Cette prise de la ville par le M23, qui fait suite à celle de Goma il y a quelques semaines, marque une nouvelle phase dans l'extension de leur territoire. Le groupe rebelle, actif depuis la fin 2021, semble renforcer son emprise sur cette région riche en ressources naturelles, notamment le coltan, un minerai crucial dans la fabrication de produits technologiques.

Un chaos temporaire, mais un sentiment de calme sur place

La chute de Bukavu a entraîné une période d'instabilité, avec des scènes de chaos et de pillages après le départ des troupes congolaises. Des milliers de personnes ont fui, mais le calme est progressivement revenu. Les rebelles, désormais maîtres de la ville, ont cherché à rassurer la population locale, assurant qu’ils prenaient la responsabilité de la sécurité et du maintien de l’ordre. Le M23 a également affirmé son rôle en tant qu’acteur politique légitime pour gérer la région, malgré l’abandon de l’armée congolaise.

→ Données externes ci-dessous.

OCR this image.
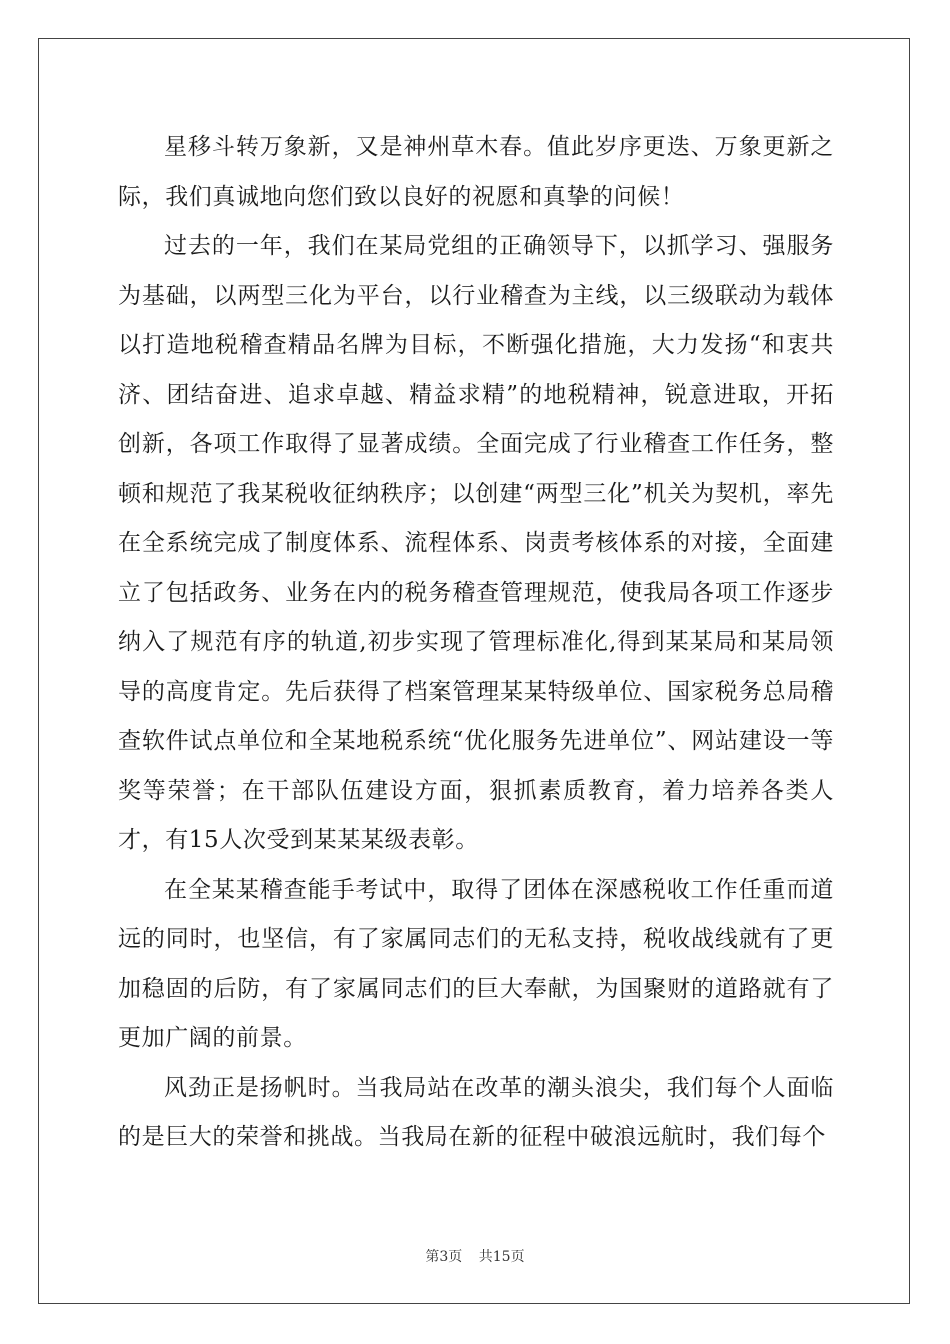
星移斗转万象新，又是神州草木春。值此岁序更迭、万象更新之际，我们真诚地向您们致以良好的祝愿和真挚的问候！

过去的一年，我们在某局党组的正确领导下，以抓学习、强服务为基础，以两型三化为平台，以行业稽查为主线，以三级联动为载体以打造地税稽查精品名牌为目标，不断强化措施，大力发扬“和衷共济、团结奋进、追求卓越、精益求精”的地税精神，锐意进取，开拓创新，各项工作取得了显著成绩。全面完成了行业稽查工作任务，整顿和规范了我某税收征纳秩序；以创建“两型三化”机关为契机，率先在全系统完成了制度体系、流程体系、岗责考核体系的对接，全面建立了包括政务、业务在内的税务稽查管理规范，使我局各项工作逐步纳入了规范有序的轨道,初步实现了管理标准化,得到某某局和某局领导的高度肯定。先后获得了档案管理某某特级单位、国家税务总局稽查软件试点单位和全某地税系统“优化服务先进单位”、网站建设一等奖等荣誉；在干部队伍建设方面，狠抓素质教育，着力培养各类人才，有15人次受到某某某级表彰。

在全某某稽查能手考试中，取得了团体在深感税收工作任重而道远的同时，也坚信，有了家属同志们的无私支持，税收战线就有了更加稳固的后防，有了家属同志们的巨大奉献，为国聚财的道路就有了更加广阔的前景。

风劲正是扬帆时。当我局站在改革的潮头浪尖，我们每个人面临的是巨大的荣誉和挑战。当我局在新的征程中破浪远航时，我们每个

第3页 共15页
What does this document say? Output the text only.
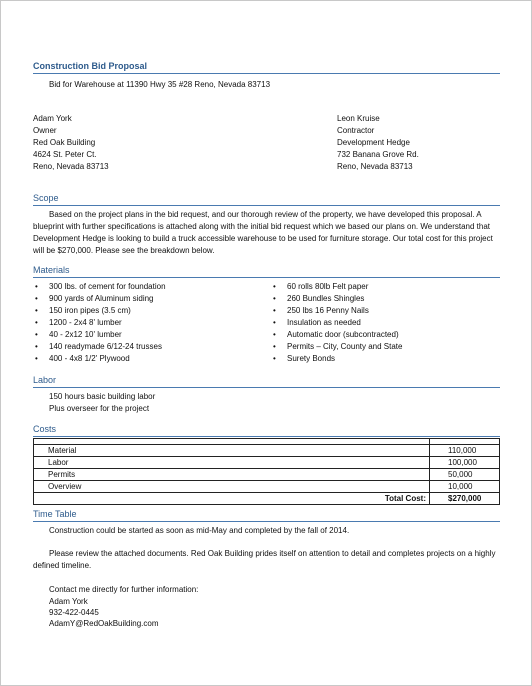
Construction Bid Proposal
Bid for Warehouse at 11390 Hwy 35 #28 Reno, Nevada 83713
Adam York
Owner
Red Oak Building
4624 St. Peter Ct.
Reno, Nevada 83713
Leon Kruise
Contractor
Development Hedge
732 Banana Grove Rd.
Reno, Nevada 83713
Scope
Based on the project plans in the bid request, and our thorough review of the property, we have developed this proposal. A blueprint with further specifications is attached along with the initial bid request which we based our plans on. We understand that Development Hedge is looking to build a truck accessible warehouse to be used for furniture storage. Our total cost for this project will be $270,000. Please see the breakdown below.
Materials
• 300 lbs. of cement for foundation
• 900 yards of Aluminum siding
• 150 iron pipes (3.5 cm)
• 1200 - 2x4 8' lumber
• 40 - 2x12 10' lumber
• 140 readymade 6/12-24 trusses
• 400 - 4x8 1/2' Plywood
• 60 rolls 80lb Felt paper
• 260 Bundles Shingles
• 250 lbs 16 Penny Nails
• Insulation as needed
• Automatic door (subcontracted)
• Permits – City, County and State
• Surety Bonds
Labor
150 hours basic building labor
Plus overseer for the project
Costs

Material	110,000
Labor	100,000
Permits	50,000
Overview	10,000
Total Cost:	$270,000
Time Table
Construction could be started as soon as mid-May and completed by the fall of 2014.
Please review the attached documents. Red Oak Building prides itself on attention to detail and completes projects on a highly defined timeline.
Contact me directly for further information:
Adam York
932-422-0445
AdamY@RedOakBuilding.com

Le gouvernement congolais, quant à lui, a dénoncé cette prise de pouvoir, affirmant que des efforts seraient mis en place pour restaurer l’ordre et la sécurité. Kinshasa a également pointé du doigt Kigali, accusant le Rwanda de mener une politique d'occupation et de piller les ressources du pays, tout en violant les accords internationaux.

La communauté internationale face à une situation alarmante

L’occupation de Bukavu par les rebelles a suscité une réaction vigoureuse de la communauté internationale. Le Royaume-Uni a vivement condamné cette avancée, soulignant que cela représente non seulement une violation de la souveraineté de la RDC, mais aussi une menace pour la stabilité régionale. De même, le secrétaire général de l’ONU, António Guterres, a averti lors du sommet de l’Union africaine (UA) en Éthiopie que ce conflit pourrait entraîner une conflagration régionale, appelant à une désescalade immédiate et au respect de l'intégrité territoriale de la RDC.

Cependant, la réponse de l’Union africaine reste en deçà des attentes. Son appel à un retrait immédiat du M23 ne mentionne même pas directement le rôle présumé du Rwanda dans le conflit, ce qui illustre les divergences internes au sein de la communauté internationale sur la gestion de cette crise.

Une inquiétude grandissante : vers une balkanisation de la RDC ?

Les analystes s’inquiètent d’une éventuelle balkanisation de la RDC, une situation où le pays pourrait se fragmenter sous les coups de boutoir des multiples groupes armés et des forces extérieures. L'UA, bien que préoccupée, n’a pas encore trouvé une solution consensuelle pour résoudre ce conflit de manière durable.

La situation à Bukavu met également en lumière les vulnérabilités de l’armée congolaise, qui, malgré l’aide des Casques bleus des Nations unies, semble incapable de contenir l’avancée des rebelles. Le contrôle par le M23 des principaux aéroports et centres commerciaux de l’est de la RDC, région clé pour les minerais rares, leur donne un pouvoir stratégique croissant.

Une possible nouvelle offensive vers Kinshasa ?

Le M23, déterminé à poursuivre son expansion, envisage désormais de marcher sur Kinshasa, la capitale de la RDC, située à des centaines de kilomètres à l’ouest. Ce mouvement pourrait marquer une nouvelle étape dans la conquête de vastes zones riches en ressources, tandis que le gouvernement congolais semble toujours divisé sur la manière de gérer la situation sur le terrain.

Les rebelles du M23, tout en continuant à présenter leur contrôle sur le territoire comme une réponse à l’inefficacité du gouvernement central, renforcent leur position comme une alternative à l’autorité de l’État congolais. La RDC, déjà fragilisée par des décennies de conflits internes, se trouve aujourd’hui à un tournant décisif.